A referendum from Spartanburg County several years ago allowed only for off-premises sale of beer and wine. That referendum was approved by a vote of 63 per cent to thirty seven per cent. The city of Spartanburg approved the question of Sunday sales by seventy four per cent to twenty six per cent. Each municipality within a county must adopt or refute the issue of Sunday sales individually.
Other nearby locations such as Greenville County (70 per cent) and the city of Easley (58%) also approved the sales. The data provided does not reflect whether on premises liquor consumption was included in the referendum question in those votes. Pendleton already has Sunday sales, as does Piedmont, just across the line in Greenville County.
The ordinance, as passed and presented on the referendum ballot, would be binding upon approval by the voters and would become law with no further action by the Council.
Council also approved a lease purchase agreement for $5.4 million for vehicles and other equipment. The bulk of the vehicles are designated for the Sheriff’s Office. They also approved the sale of $2.8 million worth of solid waste system revenue bonds, to be used in expanding the Starr C&D landfill, which is just a few years away from reaching capacity. $375,000 of the revenues will be spent to purchase a new cardboard baler to be used at the municipal recovery facility.
During the public comments segment of the agenda, Williamston attorney Lee Cole spoke briefly to the council, on behalf of two clients seeking a zoning change for a 2.5 acre tract of land located at 1113 Beaverdam Road. They are seeking to rezone the property in order to establish a mobile home park. Cole explained that his clients, the Patel family, would retain a buffer zone of trees around the property, which is already surrounded by numerous other mobile homes. The Patels own the convenience store that they converted from a derelict honky tonk that had been on the site for many years. The proposed site is behind that store.

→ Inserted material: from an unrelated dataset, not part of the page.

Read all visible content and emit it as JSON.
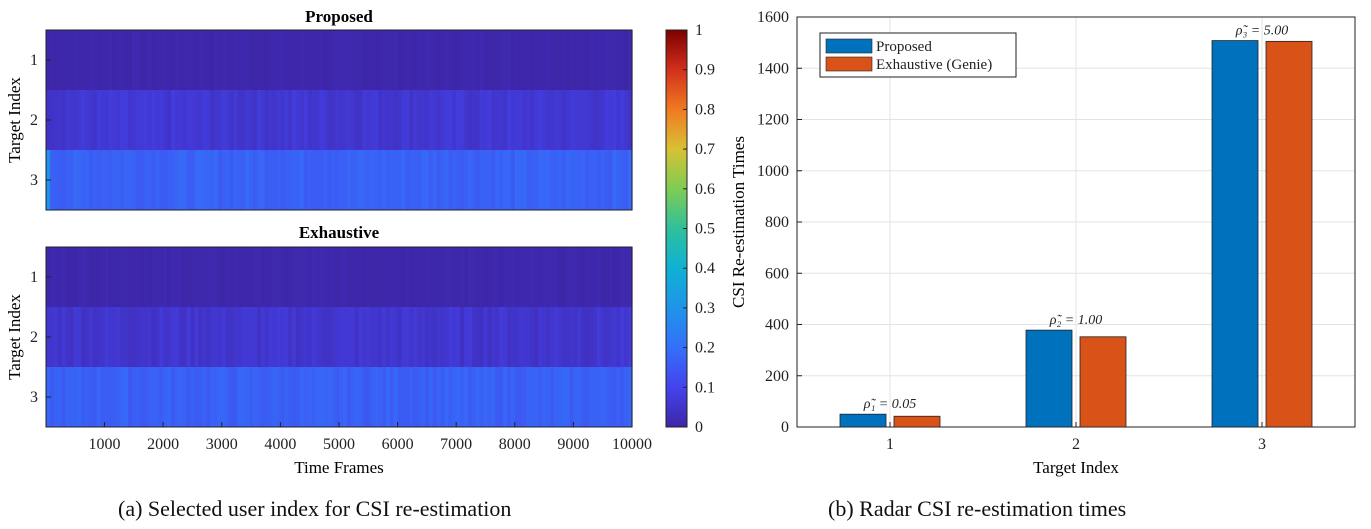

Later in the meeting when the issue came up on the agenda, Councilwoman Cindy Wilson made the motion to deny the request, stating that major roadwork is scheduled for the area and that the results of those projects would have a major impact on the location. She also cited numerous police responses to the surrounding areas, saying that crime is a real problem and citing several shootings in the area. She also undertook to reassure the Patels that they would likely find other uses for the property to be much more profitable, and promised that she would do all she could to see to that.
Council voted unanimously to deny the request, despite the county staff’s recommendation to the contrary.